There is almost no village in Egypt which has not become smart now. Thousands of their inhabitants, though, are spending their life going back and forth among the many different authorities in the governorates and in the capital in a heroic attempt to defend all that is left to them: "their houses, where they have been living for decades and indeed centuries".
"This is all that's left to us: four run-down walls with thousands of people suffering from Cirrhosis or renal failure because they have been drinking sewage water mixed with water courses", says Atef el-Tahawi, an engineer who lives in Sharkia Governorate.
He says: "We accepted the government's decision to cook 20,000 loaves of bread a day for 70,000 people in the two villages I am from. We accepted the collapse of our homes and the terrible diseases destroying our lives. Now, here we are, just demanding to re-buy our homes from this authority, which has estimated them at LE 100 per square meter and cuts electricity and water in the households of those who do not pay." 
 
Mr. Atef invites me to visit the two villages and look at the inhuman collapse of services, taste the unbearable water and have a look at the economic conditions of thousands of people worn out by the search for some drugs in public hospitals.
Some of them ended up selling all they could sell to buy medicines in pharmacies. Now, none of them can afford to buy back their houses, which were built by their ancestors some 300 years ago, for LE 100 a meter.

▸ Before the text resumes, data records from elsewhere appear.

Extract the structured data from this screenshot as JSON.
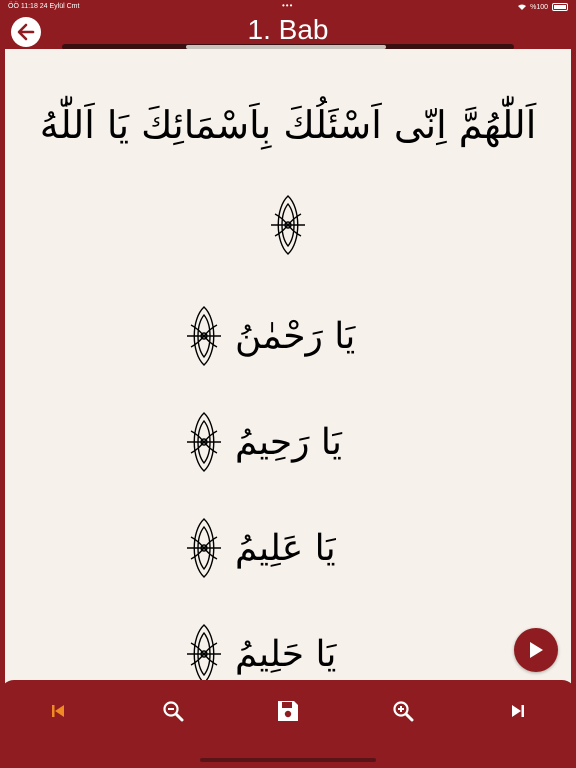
{
  "status_bar": {
    "time_date": "ÖÖ 11:18  24 Eylül Cmt",
    "battery": "%100"
  },
  "header": {
    "title": "1. Bab"
  },
  "content": {
    "invocation": "اَللّٰهُمَّ اِنّى اَسْئَلُكَ بِاَسْمَائِكَ  يَا اَللّٰهُ",
    "names": [
      "يَا رَحْمٰنُ",
      "يَا رَحِيمُ",
      "يَا عَلِيمُ",
      "يَا حَلِيمُ"
    ]
  },
  "toolbar": {
    "icons": [
      "skip-previous-icon",
      "zoom-out-icon",
      "save-icon",
      "zoom-in-icon",
      "skip-next-icon"
    ]
  },
  "colors": {
    "primary": "#8e1c20",
    "page": "#f6f1ea",
    "accent": "#f08a24"
  }
}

LE 100 a meter, Mr. Governor and Counselor? How come? Law 31/1984, signed by President Hosni Mubarak on March 27, 1984, sets forth that lands shall be owned by those who occupy them provided they pay LE 1 a meter, until a committee sets a final estimate of the land price.
Some years ago, most competent committees estimated the price of lands built in stable housing blocks at LE 10 per meter. It may just be a chance, but those who benefited the most by this kind estimate were only the rich and those who occupied these lands. As for the poor, none of them was able to obtain formularies on such form of occupation.
All of a sudden, the monster dwelling in this authority woke up and issued its tough instructions – backed by the governor – to cut water and electricity in the houses of widows, the ill and the poor and to besiege them so that they pay LE 100 a meter.
Oh Lord, spare our relatives the Smart Village or, for once, spare them our poor in the villages, where no more tombs can be dug in state-owned cemeteries filled with corruption.